Cachez ces données que je ne saurais voir
Comme je tiens un blogue sur la recherche en éducation, je suis à même de constater à quel point le paysage de la recherche en éducation est en mutation. Et ce n’est pas fortuit. L’arrivée au pouvoir de gouvernements plutôt conservateurs a signifié un recul pour un certain type de recherche en éducation, celle qui pouvait de temps à autre faire contrepoids aux discours lénifiants de ministres de l’Éducation plus préoccupés par l’image publique de leur gouvernement que par la réussite éducative des jeunes.
« L’arrivée au pouvoir de gouvernements plutôt conservateurs a signifié un recul pour un certain type de recherche en éducation. »
Vous connaissez peut-être la Fondation des bourses du millénaire du gouvernement canadien, programme créé en 1998 et aboli à la fin 2009 par le gouvernement Harper. Outre la distribution de bourses d’études, ce programme comportait une constituante recherche à laquelle participaient des chercheures et chercheurs rigoureux. Ce programme a produit un bon nombre de notes de recherche sur l’accessibilité aux études supérieures au Canada, sur les difficultés vécues par les étudiantes et étudiants universitaires dans leur parcours scolaire et sur les transitions scolaires. Cette expertise est maintenant perdue.
Un peu plus tard, au début 2010, le gouvernement Harper a coupé le financement du Conseil canadien sur l’apprentissage (CCA). Cet organisme, créé en 2004 sous les Libéraux, avait un mandat de soutenir la recherche dans le but d'améliorer l'apprentissage au Canada, de la petite enfance à l'âge adulte, et de lutter contre le décrochage scolaire.

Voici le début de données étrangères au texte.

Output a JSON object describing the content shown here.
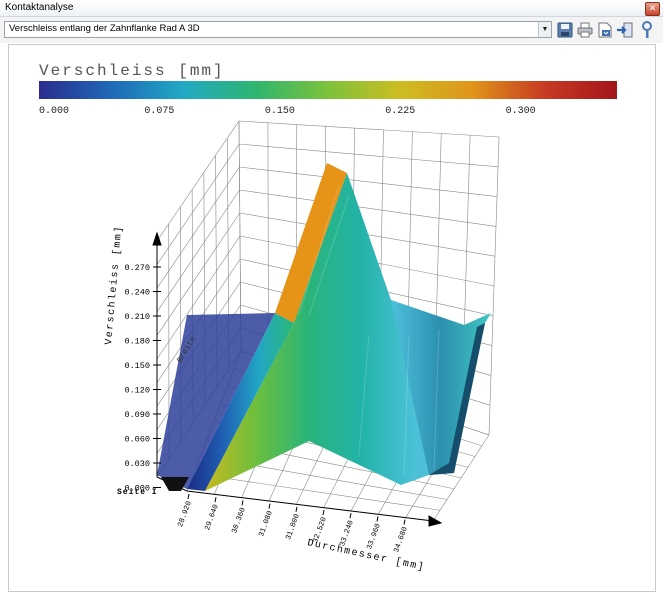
{
  "window": {
    "title": "Kontaktanalyse",
    "close_glyph": "✕"
  },
  "toolbar": {
    "dropdown_value": "Verschleiss entlang der Zahnflanke Rad A 3D",
    "dropdown_arrow": "▼",
    "icons": [
      "save-icon",
      "print-icon",
      "export-icon",
      "import-icon",
      "settings-icon"
    ]
  },
  "legend": {
    "title": "Verschleiss [mm]",
    "ticks": [
      "0.000",
      "0.075",
      "0.150",
      "0.225",
      "0.300"
    ],
    "range": [
      0,
      0.36
    ],
    "colors": [
      "#2a2d8e",
      "#1f68b8",
      "#21a9c4",
      "#2fb56f",
      "#7cc23a",
      "#cdbd22",
      "#e0941b",
      "#c73a23",
      "#a4151a"
    ]
  },
  "plot": {
    "zlabel": "Verschleiss [mm]",
    "z_ticks": [
      "0.270",
      "0.240",
      "0.210",
      "0.180",
      "0.150",
      "0.120",
      "0.090",
      "0.060",
      "0.030",
      "0.000"
    ],
    "xlabel": "Durchmesser [mm]",
    "x_ticks": [
      "28.920",
      "29.640",
      "30.360",
      "31.080",
      "31.800",
      "32.520",
      "33.240",
      "33.960",
      "34.680"
    ],
    "ylabel": "Breite",
    "side_label": "Seite I"
  }
}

Comme le soulignait dans les médias le président du CCA, Paul Cappon, « Pour moi, il est inconcevable que dans une société [moderne] où tout dépend de l'économie du savoir, on ne puisse pas financer une organisation qui donne vraiment des résultats. ». Heureusement, le CCA a décidé de poursuivre ses travaux malgré tout en limitant la production au strict minimum.

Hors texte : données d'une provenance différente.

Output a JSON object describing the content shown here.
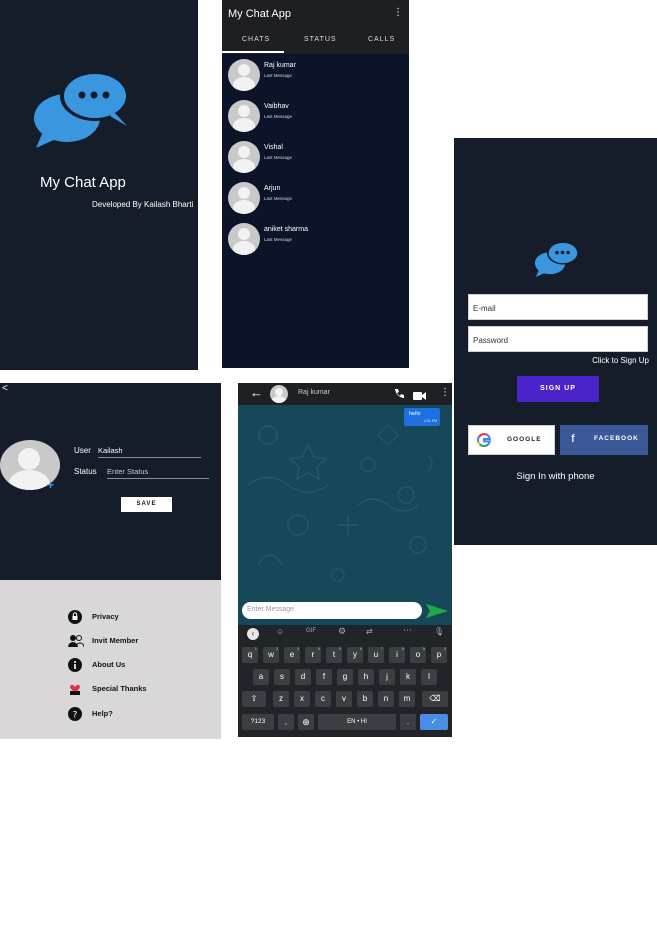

« Pour moi, il est inconcevable que dans une société [moderne] où tout dépend de l'économie du savoir, on ne puisse pas financer une organisation qui donne vraiment des résultats. »
La saga entourant l’obligation de répondre au questionnaire long du recensement du Canada (ce qui a été qualifié de « crise du recensement») est encore un autre coup dur pour la recherche en éducation. La démission du statisticien en chef de Statistique Canada en juillet a confirmé l’importance du problème : il affirmait que « cette décision aurait des conséquences catastrophiques pour la recherche et l’évaluation des programmes et des politiques publiques ». Plusieurs données touchant l’éducation risquent d’être perdues ou inutilisables (car non comparables ou peu fiables).
La nouvelle ministre de l’Éducation du Québec, Line Beauchamp, a réagi en disant que «l'élimination du questionnaire long obligatoire aurait des conséquences négatives sur une très vaste gamme de données» comme les domaines d'études, le revenu et les caractéristiques du marché du travail. La Centrale de syndicat du Québec (CSQ), regroupant la majeure partie du personnel des établissements scolaires au Québec, a interpellé Stephen Harper sur cette question. Elle rappelait que le ministère de l'Éducation du Québec se base sur les données du recensement fédéral pour calculer l'Indice de milieu socio-économique (IMSE), qui sert à déterminer quelles écoles sont situées en milieu défavorisé. Ces établissements profitent d'une plus grande réduction du nombre d'élèves par classe et d'un financement additionnel dans le cadre de la Stratégie d'intervention Agir autrement (SIAA).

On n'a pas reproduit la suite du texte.